Commissioner General of the Ethiopian Federal Police
- Incumbent
- Assumed office 8 November 2020
- Appointed by: Abiy Ahmed
- President: Sahle-Work Zewde Taye Atske Selassie
- Prime Minister: Abiy Ahmed
- Preceded by: Endashaw Tassew

Director General of the National Intelligence and Security Service
- In office 28 June 2020 – 8 November 2020
- Preceded by: Adem Mohammed
- Succeeded by: Temesgen Tiruneh

= Demelash Gebremichael =

Ethiopian politician

Demelash Gebremichael (Amharic: ደምመላሽ ጌብሬሚካኤል) is an Ethiopian politician who is serving as the Commissioner General of the Ethiopian Federal Police, he was appointed to the rank by Prime Minister Abiy Ahmed since 8 November 2020. Before he became the commissioner general of the federal police, he was the Director General of the National Intelligence and Security Service (NISS) from 28 June 2019 to 8 November 2020.

==Office position==
After Prime Minister Abiy Ahmed made Demelash Gebremichael General Commissioner of the Federal Police Commission, he also made Temesgen Tiruneh the Director of the National Intelligence and Security Service (NISS).

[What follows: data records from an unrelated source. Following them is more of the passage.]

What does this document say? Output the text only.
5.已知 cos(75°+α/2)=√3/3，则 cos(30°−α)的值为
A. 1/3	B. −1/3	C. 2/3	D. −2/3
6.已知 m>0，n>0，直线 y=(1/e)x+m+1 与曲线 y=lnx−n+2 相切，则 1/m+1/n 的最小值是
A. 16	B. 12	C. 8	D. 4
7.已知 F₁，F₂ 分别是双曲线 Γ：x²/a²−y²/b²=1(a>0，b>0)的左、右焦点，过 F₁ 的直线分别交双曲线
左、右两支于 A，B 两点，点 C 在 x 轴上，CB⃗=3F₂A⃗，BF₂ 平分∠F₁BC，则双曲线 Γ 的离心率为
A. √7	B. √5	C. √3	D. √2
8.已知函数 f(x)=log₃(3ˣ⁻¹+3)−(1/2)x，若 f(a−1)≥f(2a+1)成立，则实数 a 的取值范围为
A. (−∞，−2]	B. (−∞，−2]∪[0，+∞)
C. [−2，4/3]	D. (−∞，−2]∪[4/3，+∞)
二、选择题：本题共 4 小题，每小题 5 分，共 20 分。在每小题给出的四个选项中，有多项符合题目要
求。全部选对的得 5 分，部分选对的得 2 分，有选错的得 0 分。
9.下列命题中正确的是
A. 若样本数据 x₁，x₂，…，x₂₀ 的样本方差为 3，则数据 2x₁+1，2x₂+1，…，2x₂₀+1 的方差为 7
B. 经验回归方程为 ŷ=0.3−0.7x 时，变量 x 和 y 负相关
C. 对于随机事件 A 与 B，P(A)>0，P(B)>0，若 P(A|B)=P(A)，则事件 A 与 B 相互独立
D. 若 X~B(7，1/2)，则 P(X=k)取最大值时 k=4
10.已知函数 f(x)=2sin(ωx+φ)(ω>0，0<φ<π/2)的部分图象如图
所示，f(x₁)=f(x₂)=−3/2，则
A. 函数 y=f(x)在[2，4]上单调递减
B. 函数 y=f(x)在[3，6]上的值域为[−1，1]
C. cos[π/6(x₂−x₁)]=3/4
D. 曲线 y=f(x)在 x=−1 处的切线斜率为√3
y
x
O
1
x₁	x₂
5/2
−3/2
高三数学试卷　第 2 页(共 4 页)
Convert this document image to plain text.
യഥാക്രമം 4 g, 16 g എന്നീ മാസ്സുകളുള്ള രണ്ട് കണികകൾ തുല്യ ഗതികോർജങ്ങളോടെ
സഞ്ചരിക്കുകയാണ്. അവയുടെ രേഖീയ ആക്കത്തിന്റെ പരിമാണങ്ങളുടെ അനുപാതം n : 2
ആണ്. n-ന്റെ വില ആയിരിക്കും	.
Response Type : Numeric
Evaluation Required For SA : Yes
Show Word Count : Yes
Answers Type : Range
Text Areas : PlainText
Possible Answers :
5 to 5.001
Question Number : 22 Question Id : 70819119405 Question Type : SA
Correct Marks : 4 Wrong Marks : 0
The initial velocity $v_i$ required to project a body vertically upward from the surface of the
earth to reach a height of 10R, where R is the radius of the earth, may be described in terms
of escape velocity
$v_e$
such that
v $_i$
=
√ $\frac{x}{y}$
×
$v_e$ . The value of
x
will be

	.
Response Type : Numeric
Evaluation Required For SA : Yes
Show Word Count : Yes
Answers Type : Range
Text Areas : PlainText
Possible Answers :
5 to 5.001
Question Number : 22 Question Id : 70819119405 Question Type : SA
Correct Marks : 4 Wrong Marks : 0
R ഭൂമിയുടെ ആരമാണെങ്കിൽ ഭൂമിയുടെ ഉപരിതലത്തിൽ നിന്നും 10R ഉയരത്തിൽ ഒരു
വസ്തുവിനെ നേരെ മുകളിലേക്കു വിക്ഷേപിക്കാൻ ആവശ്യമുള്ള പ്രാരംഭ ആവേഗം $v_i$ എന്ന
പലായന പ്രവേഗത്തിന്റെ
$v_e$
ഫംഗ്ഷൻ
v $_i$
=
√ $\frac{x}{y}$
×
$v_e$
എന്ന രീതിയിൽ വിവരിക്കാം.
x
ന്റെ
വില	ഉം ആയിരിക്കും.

Gebremichael was a close friend to prime minister Abiy Ahmed, before he served as the director general of NISS he was the Deputy Chief of NISS. His boss was killed in an assassination as the Director of NISS. Abiy Ahmed appointed him to take over Adem's former position at the NISS and appointed Mola Hailemariam (Lut. Gen) as chief of ground forces member. A few days later after the assassination of other General Se'are Mekonnen, the NISS director Adem was appointed Chief of Staff of the armed forces and Demelash become the director of the NISS.